The Church of the Advocate, located on the corner of 18th and Diamond streets, is a fundamental organization in the North Philadelphia community, because of its rich history and its consistent contributions to the people in the neighborhood. The Advocate was built towards the end of the 19th century, and it continues to be praised for its classic architecture. The church has housed major political movements having to do with women’s and civil rights in the 1960s and 1970s, including the National Conference of Black Power, the Black Panther Conference and the first ordination of women in the Episcopal Church.
The Advocate is a crucial piece of the civil rights movement history in the North Philadelphia region, and it’s become a stop on the “History of the Civil Rights Movement” tour, a branch of the Greater Philadelphia Tourism and Marketing Corporation.
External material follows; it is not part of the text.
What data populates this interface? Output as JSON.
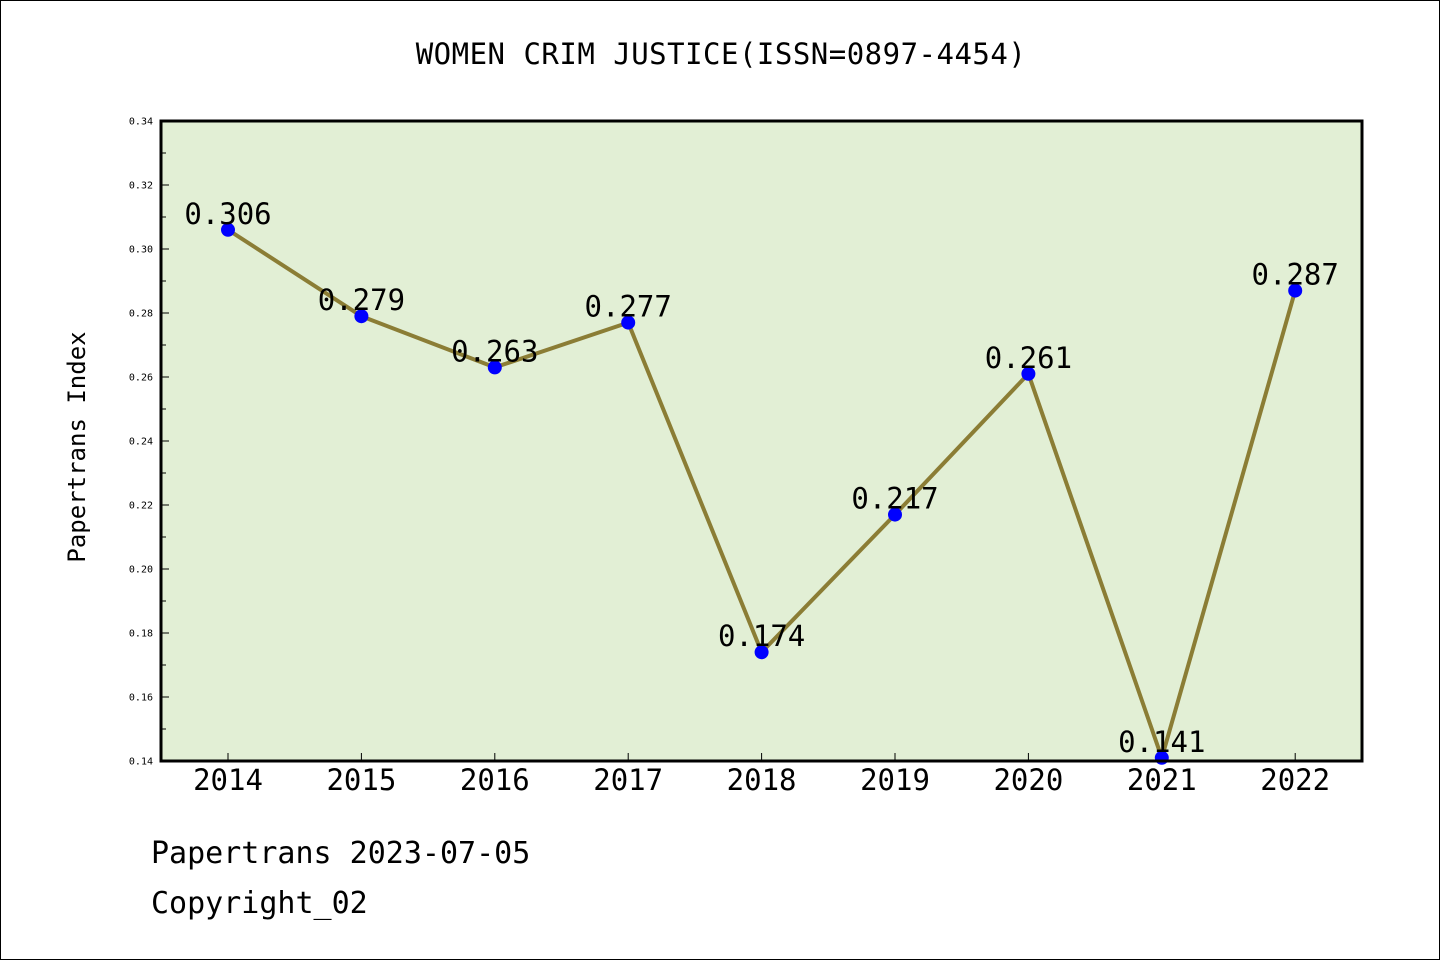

While visitors tour the church, they can go through a series of murals made to copy the “stations” of the crucifixion and resurrection of Jesus Christ, but in the form of the civil rights movement instead.
The Church of the Advocate houses a large variety of different programs available for both children and adults in the North Philadelphia community. There are 10 programs in total that serve the area, but The Advocate continues to touch its neighbors in and out of these programs. Kevin Howard, 50, who has lived in North Philadelphia all his life, says, “We need places like this in this community to keep the kids off the street and to keep the trouble down.” Howard is a regular of the church’s soup kitchen, which has fed the community for over 25 years. It runs Monday through Friday from noon to 2 p.m. every week.
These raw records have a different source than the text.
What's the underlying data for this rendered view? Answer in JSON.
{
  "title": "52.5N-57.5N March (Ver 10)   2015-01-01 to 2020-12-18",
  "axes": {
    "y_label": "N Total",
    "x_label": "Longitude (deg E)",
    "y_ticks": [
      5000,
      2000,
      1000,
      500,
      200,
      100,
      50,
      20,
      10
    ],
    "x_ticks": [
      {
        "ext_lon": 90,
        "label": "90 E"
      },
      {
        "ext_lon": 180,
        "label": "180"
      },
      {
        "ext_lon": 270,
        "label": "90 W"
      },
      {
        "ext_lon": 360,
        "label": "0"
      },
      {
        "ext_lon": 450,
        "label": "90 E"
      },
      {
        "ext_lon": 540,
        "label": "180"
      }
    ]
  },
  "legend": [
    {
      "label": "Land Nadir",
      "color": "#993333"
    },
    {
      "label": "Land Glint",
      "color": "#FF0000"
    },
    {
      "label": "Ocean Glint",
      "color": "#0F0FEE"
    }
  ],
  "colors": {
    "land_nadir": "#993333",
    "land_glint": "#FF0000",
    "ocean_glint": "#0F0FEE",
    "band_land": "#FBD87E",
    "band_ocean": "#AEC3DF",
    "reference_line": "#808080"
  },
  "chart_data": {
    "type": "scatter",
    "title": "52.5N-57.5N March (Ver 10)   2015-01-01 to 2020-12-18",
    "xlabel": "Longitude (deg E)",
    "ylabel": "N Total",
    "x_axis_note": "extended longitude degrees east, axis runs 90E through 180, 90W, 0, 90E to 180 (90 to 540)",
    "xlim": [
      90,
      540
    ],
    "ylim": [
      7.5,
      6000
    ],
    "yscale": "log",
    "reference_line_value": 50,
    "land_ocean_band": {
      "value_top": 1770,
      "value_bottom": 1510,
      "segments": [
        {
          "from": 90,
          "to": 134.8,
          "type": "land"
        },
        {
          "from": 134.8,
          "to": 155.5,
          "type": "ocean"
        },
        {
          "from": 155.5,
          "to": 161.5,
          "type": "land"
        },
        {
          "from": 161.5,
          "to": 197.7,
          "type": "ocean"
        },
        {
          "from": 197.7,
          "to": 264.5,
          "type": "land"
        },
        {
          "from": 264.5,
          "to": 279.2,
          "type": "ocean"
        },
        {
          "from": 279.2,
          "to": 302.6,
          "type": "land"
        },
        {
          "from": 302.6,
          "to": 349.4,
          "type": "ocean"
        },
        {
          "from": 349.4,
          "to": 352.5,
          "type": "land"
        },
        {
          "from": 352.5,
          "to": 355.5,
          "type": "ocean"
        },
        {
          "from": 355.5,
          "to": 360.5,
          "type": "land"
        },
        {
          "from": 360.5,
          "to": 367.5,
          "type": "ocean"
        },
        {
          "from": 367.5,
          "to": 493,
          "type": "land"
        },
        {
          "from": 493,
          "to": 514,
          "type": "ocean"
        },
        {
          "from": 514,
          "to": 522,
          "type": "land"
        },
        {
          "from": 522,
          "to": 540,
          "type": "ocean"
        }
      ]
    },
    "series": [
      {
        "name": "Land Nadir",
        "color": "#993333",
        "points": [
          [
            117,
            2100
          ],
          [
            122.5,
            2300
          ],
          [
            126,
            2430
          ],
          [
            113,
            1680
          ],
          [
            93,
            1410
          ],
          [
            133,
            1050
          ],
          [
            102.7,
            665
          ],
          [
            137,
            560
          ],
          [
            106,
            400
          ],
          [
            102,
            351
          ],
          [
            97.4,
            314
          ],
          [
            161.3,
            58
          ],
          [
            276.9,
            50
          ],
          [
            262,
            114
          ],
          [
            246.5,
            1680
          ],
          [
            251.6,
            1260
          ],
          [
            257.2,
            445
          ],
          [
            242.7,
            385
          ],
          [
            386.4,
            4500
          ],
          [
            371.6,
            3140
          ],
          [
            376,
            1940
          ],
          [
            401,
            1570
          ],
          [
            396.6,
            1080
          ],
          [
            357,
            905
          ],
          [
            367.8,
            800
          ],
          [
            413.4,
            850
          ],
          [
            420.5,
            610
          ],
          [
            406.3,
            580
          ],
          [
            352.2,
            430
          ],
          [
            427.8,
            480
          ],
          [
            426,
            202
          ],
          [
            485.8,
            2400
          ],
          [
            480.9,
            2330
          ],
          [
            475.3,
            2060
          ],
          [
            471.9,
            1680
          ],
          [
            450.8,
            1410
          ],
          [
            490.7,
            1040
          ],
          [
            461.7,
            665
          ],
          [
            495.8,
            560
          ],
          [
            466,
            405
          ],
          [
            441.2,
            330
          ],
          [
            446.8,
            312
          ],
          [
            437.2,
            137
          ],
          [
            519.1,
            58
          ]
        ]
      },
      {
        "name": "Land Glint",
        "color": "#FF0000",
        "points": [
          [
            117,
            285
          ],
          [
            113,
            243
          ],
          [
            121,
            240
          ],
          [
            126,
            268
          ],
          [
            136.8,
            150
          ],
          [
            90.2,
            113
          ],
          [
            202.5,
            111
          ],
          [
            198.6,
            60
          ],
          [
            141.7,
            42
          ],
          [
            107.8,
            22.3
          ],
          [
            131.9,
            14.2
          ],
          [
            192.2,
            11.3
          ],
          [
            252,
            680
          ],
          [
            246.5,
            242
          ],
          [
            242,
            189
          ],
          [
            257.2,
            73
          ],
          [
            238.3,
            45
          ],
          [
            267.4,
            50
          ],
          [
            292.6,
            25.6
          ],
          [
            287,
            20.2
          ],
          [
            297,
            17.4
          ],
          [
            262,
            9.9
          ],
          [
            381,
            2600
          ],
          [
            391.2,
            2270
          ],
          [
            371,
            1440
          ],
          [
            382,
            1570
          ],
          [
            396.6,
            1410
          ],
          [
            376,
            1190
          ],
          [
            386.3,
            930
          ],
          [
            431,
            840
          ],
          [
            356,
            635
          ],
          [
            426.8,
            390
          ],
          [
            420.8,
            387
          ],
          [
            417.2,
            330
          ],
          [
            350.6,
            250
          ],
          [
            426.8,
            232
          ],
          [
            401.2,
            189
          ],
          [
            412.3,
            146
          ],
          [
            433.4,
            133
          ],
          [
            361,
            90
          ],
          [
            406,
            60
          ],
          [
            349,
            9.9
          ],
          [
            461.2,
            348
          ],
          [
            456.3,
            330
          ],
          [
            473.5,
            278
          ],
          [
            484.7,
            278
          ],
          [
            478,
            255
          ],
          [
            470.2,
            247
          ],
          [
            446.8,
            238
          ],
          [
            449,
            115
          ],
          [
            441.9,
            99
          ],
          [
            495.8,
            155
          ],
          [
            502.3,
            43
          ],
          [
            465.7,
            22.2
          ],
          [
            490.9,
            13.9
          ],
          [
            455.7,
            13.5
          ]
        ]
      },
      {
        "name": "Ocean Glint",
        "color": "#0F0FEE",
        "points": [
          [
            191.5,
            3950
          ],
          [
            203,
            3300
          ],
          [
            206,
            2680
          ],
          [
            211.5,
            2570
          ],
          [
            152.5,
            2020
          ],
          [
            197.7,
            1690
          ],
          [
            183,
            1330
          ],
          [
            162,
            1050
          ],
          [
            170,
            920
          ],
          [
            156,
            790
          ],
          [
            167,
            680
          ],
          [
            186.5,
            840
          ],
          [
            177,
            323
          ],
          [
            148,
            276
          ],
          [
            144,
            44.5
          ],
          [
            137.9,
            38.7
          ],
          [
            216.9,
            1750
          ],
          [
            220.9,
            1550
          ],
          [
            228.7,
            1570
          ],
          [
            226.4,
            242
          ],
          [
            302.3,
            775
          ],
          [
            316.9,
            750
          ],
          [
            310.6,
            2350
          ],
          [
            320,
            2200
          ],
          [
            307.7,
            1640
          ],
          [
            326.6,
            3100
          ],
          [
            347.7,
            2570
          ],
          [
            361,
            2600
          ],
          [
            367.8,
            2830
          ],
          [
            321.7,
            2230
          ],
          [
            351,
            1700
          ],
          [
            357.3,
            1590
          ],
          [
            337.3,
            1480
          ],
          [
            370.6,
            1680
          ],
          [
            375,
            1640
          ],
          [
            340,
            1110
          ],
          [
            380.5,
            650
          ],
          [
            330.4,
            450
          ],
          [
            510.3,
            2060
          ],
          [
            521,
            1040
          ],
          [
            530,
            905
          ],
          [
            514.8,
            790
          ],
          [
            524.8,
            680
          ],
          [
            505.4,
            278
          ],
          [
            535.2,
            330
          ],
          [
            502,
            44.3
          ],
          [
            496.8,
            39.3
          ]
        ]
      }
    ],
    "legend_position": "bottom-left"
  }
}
Other programs include an after-school program for children collaborating with Philadelphia Reads, a program that works with the Philadelphia School District and the Free Library in “Raising a City of Readers.” There are also family-building programs, such as “Time Out for Teens and Tots,” a parenting and support program for teen mothers and their children, and “Family Night,” which offers parent education and support. There is also “Grands as Parents,” which helps out working parents with grandparents serving as caregivers of children during working hours.
All of the programs available at the Church of the Advocate would be impossible to run without the help and support of the loyal volunteers from in and out of the community. Most of the volunteers at the church were once helped by someone else in the past and are finding a way to give back to their community. Tywanda Boone, 40, is from the Northeast, but she now resides in the neighborhood. Boone says, “I used to be homeless myself, so you know, I have a heart for that.” Another volunteer, Alphonson Skinner, 61, says, “Somebody helped me once, so I figure I return to the neighborhood with my kindness and understanding.”
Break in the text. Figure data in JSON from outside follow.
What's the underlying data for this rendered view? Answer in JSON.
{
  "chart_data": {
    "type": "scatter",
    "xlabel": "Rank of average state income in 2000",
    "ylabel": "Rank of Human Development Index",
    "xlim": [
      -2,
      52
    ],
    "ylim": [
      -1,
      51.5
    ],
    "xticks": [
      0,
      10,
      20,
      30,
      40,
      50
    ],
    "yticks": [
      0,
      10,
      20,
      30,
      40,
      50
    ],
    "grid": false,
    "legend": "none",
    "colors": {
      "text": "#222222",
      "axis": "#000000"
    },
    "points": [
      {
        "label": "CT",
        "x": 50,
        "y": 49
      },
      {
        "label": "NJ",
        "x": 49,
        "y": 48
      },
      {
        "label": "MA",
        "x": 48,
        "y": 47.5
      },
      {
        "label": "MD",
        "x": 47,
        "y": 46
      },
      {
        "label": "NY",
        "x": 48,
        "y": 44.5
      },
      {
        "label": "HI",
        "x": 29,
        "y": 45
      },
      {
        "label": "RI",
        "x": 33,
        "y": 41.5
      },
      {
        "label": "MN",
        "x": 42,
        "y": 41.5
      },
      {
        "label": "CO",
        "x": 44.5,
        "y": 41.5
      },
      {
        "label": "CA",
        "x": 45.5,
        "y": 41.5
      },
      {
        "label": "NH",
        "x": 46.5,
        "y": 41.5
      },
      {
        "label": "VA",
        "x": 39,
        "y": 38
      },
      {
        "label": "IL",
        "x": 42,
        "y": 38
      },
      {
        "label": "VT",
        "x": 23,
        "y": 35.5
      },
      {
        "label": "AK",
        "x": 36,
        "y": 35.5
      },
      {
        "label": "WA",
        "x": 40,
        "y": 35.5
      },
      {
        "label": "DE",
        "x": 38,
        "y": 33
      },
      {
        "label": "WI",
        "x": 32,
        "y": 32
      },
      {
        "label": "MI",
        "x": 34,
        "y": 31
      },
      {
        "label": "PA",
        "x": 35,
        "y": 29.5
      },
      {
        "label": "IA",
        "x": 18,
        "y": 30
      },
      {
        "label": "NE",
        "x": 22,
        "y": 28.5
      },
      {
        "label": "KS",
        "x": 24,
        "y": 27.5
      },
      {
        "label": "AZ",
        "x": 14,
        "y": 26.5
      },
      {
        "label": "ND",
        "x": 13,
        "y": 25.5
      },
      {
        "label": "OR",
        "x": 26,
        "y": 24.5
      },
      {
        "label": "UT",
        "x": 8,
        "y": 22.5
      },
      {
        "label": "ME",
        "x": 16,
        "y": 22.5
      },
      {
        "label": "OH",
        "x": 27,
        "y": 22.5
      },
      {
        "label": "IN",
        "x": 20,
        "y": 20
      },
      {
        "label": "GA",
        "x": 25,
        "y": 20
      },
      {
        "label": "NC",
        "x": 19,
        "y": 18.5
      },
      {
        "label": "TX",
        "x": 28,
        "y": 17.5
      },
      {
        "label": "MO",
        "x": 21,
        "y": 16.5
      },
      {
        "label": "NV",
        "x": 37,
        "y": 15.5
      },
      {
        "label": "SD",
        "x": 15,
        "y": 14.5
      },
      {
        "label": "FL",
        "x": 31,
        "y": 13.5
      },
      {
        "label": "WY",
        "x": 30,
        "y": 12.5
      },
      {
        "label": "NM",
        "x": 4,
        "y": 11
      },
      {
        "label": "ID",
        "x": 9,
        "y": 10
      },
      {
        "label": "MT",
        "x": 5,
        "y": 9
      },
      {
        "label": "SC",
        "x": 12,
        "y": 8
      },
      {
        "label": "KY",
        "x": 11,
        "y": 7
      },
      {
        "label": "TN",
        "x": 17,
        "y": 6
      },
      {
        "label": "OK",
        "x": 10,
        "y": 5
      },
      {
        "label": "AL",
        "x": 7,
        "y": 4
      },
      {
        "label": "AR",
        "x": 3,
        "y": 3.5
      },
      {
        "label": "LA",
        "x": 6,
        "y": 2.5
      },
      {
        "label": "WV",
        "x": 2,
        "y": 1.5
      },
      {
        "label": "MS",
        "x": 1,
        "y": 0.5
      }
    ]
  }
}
Kevin Howard, a regular at the soup kitchen, says, “The volunteers, whether they get paid or not, they treat you like they get paid.”
Christopher Hamlin, one of the youngest volunteers at the church, grew up within the community, “I’ve been coming here since I was 3. They all saw me grow up.” As Hamlin puts it, “I’ve been coming here since I was 3, and I’ve been volunteering here since I was 3.”
Loretta Carter has been a longtime resident and volunteer with the church and its variety of programs. She’s lived in the community for 18 years and she used to cook in the kitchen for the Advocate’s soup kitchen. Carter and her husband have been inspired by the progressive programs dealing with children and education displayed at the Church of the Advocate. Carter is now in school at Philadelphia Community College for secondary children’s education and her husband is a teacher’s assistant at Duckery, a nearby elementary school.
Carter has continued to work with the church and has had her entire family grow up within the Advocate and its programs, “I brought 3 daughters and maybe about 6 grandchildren through the advocate program.” When asked, why the Advocate? What is it that this church provides for you and your community? Carter answers, “It was something for your children to do, and it was somewhere you didn’t have to worry about your children.”
The Church of the Advocate continues to play a major role in the families of the North Philadelphia community with its progressive programs, but the church also continues to be a center of fun and creativity for the young and old. The church houses an art program called “art sanctuary,” and it also houses special holiday dances and parties for its neighbors.
There’s a rich history at the Church of the Advocate and a continuous sense of growth and passion housed in the heart of the community.